Abstract:  In the years following publication of a series of computation articles suggesting transition metal nitrides (TMNs) might be promising catalysts for electrochemical ammonia synthesis, the number of publications involving TMNs and electrochemical ammonia synthesis skyrocketed. Several papers were published suggesting promising initial results. However, at the same time other scientists were calling "Slow down! Be careful about false positives!" It has been almost a decade since research in this field really took off, and we still don't have any beyond-a-shadow-of-a-doubt reports of substantial NH3 synthesis from TMN electrocatalysts. This talk will tell the story of TMN electrocatalysts for ammonia synthesis, the current challenges facing the field, and what we in the Haile lab are doing about overcoming those challenges using intermediate temperature (250°C) solid acid electrochemical devices.

Speaker: Ray Juneja

Title: "Low Temperature Plasma-Assisted Catalysis of Ammonia"
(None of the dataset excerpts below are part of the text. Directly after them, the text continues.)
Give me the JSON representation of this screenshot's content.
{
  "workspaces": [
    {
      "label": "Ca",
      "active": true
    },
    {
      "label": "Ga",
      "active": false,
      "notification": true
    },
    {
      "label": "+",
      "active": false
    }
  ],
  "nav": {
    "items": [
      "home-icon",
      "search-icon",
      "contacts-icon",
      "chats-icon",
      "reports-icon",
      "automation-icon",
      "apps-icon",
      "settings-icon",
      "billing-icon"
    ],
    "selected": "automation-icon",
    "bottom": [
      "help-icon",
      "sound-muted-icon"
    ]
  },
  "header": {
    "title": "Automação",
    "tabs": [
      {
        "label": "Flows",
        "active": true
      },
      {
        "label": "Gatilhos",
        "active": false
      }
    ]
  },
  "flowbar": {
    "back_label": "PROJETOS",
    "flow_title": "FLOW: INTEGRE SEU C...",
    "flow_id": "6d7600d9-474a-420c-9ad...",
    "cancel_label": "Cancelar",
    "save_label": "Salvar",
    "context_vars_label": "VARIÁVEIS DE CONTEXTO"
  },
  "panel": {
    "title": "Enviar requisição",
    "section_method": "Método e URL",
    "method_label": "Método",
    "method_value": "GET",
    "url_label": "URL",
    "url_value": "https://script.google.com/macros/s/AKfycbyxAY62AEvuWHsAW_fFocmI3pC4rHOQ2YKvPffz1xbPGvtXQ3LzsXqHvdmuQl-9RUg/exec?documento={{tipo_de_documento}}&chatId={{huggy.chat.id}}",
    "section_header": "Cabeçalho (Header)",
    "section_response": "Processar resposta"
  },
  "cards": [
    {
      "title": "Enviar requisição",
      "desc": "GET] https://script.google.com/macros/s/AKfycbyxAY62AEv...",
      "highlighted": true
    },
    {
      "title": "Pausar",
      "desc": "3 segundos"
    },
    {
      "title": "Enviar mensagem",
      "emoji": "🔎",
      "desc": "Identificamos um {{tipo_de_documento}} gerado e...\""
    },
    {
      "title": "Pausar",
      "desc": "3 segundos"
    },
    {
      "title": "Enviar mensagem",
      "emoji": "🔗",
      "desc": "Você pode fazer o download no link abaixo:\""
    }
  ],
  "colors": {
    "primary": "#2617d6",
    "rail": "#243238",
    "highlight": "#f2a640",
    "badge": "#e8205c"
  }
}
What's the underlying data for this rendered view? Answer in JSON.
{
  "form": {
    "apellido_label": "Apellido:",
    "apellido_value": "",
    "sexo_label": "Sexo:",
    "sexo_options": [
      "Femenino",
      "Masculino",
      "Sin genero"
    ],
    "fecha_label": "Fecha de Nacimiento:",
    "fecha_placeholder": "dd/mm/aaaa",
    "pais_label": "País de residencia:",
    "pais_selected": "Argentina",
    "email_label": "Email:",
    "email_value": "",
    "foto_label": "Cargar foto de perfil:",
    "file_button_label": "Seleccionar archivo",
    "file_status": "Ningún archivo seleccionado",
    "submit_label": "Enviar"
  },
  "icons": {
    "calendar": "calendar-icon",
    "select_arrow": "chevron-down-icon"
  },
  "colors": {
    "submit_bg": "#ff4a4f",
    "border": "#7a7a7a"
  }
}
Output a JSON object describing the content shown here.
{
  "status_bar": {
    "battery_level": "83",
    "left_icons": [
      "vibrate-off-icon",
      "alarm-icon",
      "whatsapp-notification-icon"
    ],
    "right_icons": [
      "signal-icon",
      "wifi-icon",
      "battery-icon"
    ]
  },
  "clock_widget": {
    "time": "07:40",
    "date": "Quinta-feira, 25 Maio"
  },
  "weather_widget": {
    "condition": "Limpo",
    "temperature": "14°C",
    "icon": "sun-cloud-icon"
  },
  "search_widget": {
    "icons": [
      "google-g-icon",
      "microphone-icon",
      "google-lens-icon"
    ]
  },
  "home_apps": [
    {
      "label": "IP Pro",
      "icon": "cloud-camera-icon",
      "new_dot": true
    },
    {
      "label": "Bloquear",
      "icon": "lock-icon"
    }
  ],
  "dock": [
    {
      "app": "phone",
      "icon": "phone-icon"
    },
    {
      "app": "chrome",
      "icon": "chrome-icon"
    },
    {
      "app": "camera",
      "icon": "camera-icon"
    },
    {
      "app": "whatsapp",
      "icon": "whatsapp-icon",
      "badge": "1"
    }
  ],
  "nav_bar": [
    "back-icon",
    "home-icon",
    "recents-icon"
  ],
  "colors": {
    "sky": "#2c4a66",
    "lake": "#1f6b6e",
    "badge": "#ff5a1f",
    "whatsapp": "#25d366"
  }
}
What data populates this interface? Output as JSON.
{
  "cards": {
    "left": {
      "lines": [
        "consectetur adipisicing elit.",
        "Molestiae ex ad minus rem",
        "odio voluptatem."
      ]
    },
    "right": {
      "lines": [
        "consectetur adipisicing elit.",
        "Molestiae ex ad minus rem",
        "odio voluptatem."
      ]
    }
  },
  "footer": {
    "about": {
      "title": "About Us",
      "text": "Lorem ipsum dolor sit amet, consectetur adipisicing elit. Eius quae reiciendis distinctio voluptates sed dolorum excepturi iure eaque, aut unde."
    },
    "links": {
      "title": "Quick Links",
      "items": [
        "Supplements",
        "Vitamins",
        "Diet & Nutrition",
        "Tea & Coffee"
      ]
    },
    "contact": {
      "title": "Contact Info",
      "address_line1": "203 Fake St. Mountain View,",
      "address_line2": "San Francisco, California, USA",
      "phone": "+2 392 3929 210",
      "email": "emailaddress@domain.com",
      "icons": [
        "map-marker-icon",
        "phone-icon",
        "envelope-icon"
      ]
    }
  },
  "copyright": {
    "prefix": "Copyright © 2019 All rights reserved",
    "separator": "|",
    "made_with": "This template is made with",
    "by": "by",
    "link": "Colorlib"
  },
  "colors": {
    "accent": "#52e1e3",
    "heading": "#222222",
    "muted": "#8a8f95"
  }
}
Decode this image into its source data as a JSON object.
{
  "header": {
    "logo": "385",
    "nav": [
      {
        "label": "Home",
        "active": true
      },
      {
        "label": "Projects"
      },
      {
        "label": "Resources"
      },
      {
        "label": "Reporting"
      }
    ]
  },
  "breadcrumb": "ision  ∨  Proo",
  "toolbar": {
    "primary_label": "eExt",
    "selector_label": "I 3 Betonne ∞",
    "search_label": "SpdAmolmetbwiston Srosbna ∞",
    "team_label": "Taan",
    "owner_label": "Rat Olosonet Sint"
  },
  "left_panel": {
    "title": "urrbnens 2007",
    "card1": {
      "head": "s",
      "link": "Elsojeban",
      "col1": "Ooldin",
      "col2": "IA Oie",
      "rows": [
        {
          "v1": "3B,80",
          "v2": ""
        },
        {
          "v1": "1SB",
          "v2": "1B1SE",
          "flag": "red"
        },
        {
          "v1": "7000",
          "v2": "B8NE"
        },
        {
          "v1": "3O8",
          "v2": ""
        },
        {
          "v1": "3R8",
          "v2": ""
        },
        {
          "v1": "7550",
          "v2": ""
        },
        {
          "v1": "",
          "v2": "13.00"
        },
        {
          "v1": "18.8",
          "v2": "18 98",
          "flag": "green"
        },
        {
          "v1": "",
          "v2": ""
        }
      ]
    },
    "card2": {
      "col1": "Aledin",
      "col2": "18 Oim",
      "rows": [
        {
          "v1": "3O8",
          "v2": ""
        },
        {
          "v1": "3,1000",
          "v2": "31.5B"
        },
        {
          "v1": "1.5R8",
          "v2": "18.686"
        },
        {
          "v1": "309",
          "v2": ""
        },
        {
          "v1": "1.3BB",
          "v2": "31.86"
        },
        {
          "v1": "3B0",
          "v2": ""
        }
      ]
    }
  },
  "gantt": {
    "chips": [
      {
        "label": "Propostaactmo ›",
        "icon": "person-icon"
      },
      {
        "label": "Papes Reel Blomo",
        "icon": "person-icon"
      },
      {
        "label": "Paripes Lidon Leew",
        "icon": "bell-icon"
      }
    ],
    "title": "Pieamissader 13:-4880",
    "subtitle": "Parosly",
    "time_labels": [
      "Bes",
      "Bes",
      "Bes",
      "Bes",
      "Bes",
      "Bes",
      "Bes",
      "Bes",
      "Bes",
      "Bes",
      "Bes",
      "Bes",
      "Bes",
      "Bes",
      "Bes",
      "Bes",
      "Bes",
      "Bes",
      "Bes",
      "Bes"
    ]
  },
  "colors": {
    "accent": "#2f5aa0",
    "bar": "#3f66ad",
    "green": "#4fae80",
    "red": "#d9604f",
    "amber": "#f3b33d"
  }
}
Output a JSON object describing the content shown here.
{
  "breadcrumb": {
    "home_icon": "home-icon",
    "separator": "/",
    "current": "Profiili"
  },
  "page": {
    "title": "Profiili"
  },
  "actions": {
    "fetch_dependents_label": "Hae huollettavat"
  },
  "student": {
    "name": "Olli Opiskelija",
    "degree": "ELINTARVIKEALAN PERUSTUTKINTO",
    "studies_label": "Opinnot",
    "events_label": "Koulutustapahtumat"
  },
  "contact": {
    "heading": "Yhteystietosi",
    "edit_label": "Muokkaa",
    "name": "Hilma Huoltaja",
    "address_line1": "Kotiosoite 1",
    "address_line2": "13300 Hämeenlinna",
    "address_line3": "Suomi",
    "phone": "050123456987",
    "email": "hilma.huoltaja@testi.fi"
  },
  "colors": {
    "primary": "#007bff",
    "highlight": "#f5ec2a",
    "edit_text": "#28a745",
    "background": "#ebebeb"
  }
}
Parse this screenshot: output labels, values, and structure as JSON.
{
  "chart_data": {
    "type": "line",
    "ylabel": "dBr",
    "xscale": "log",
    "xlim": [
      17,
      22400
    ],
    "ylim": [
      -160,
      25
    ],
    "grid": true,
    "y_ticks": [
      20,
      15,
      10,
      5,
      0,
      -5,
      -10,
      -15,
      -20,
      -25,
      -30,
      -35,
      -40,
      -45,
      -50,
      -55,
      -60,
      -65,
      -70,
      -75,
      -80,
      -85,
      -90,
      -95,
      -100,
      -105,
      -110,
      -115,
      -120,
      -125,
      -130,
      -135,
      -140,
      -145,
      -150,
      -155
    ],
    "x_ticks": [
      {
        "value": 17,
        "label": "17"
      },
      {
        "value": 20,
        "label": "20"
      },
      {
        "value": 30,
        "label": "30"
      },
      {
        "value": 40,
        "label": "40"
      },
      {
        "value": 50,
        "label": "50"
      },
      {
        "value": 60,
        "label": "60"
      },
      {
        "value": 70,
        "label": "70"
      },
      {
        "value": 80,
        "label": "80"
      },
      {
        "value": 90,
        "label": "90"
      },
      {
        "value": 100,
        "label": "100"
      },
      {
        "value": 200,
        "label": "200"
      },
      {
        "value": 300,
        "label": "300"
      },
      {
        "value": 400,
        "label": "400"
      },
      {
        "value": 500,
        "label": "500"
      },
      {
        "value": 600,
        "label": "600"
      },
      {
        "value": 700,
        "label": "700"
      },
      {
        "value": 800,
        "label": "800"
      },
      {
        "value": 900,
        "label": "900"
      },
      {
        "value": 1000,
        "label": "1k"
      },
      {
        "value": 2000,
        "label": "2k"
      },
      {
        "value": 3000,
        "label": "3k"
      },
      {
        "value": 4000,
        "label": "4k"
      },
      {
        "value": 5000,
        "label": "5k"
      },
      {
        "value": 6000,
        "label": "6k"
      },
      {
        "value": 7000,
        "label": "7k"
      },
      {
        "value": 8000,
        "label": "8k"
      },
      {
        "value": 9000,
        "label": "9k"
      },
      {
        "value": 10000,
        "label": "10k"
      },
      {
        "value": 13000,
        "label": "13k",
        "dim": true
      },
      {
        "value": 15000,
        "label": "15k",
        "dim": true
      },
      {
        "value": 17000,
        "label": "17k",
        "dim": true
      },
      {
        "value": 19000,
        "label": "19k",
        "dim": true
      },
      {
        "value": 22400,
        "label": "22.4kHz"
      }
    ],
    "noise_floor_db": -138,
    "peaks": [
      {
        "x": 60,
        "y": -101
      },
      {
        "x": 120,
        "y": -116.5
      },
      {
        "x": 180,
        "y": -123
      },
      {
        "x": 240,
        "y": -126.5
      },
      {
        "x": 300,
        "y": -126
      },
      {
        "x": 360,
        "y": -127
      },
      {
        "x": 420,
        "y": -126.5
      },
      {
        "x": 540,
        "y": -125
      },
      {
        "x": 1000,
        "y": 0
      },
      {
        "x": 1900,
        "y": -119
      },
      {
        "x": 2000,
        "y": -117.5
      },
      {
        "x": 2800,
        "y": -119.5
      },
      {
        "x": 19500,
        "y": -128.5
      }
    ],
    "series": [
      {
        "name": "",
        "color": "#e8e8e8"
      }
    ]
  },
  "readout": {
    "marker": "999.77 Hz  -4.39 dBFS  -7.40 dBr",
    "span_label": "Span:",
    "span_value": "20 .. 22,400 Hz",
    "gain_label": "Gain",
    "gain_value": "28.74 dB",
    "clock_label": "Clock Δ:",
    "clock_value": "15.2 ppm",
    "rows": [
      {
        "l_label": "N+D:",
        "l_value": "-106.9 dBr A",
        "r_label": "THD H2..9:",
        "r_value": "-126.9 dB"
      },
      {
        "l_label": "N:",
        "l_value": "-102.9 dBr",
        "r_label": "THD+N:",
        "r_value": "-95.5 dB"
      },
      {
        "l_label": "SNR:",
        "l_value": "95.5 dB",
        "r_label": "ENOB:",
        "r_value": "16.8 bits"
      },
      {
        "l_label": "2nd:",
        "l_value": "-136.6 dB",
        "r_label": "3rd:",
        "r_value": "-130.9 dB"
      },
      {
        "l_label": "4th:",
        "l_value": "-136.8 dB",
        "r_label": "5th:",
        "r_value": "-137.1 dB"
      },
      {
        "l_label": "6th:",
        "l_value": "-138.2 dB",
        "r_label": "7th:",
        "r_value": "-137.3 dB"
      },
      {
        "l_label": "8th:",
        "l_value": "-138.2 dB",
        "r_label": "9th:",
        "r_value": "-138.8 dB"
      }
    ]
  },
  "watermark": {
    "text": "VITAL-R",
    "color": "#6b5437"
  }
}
Abstract: Approximately 90% of industrially produced chemicals require catalysts. Ammonia, widely used as a precursor in fertilizer manufacturing, is one of these chemicals. The thermocatalytic Haber-Bosch process utilized to produce ammonia, however, operates at high temperatures and pressures, accounts for 2% of global carbon emissions, and is near its thermodynamic limits. Low temperature plasma (LTP) is an electrified technology that can produce ammonia using renewable energy and at ambient pressures and temperatures. LTP is a highly reactive state of a matter characterized by extremely hot electrons and low temperature neutral, radical, and ionic species. The interaction of heterogeneous nanoscale catalysts (nanocatalysts) with the plasma species is of crucial importance to improve energy efficiency, conversion, and selectivity of ammonia. I am studying the interaction between LTP and various heterogeneous nanocatalysts, specifically nitrides and oxides. The reactions are carried out in a tubular dielectric barrier discharge flow reactor using diatomic nitrogen and hydrogen gases as reactants. Additionally, methane gas is also used in lieu of diatomic hydrogen as a hydrogen donor. The reactions are studied using optical emissions spectroscopy, electrical circuit analysis, and gas chromatography. The catalysts are characterized pre- and post-reaction using powder X-Ray diffraction, surface area analysis, and scanning electron microscopy.

The mission of the Center for Catalysis and Surface Science (CCSS) is to promote interdisciplinary research fundamental to the discovery, synthesis, and understanding of catalysts and catalytic reactions essential to modern society. As a part of the Paula M. Trienens Institute for Sustainability and Energy, CCSS applies fundamental advances in catalysis science towards applications in alternative fuels, abatement of harmful emissions, resource recovery concepts, new processing routes, and many other strategies towards making chemicals more sustainable.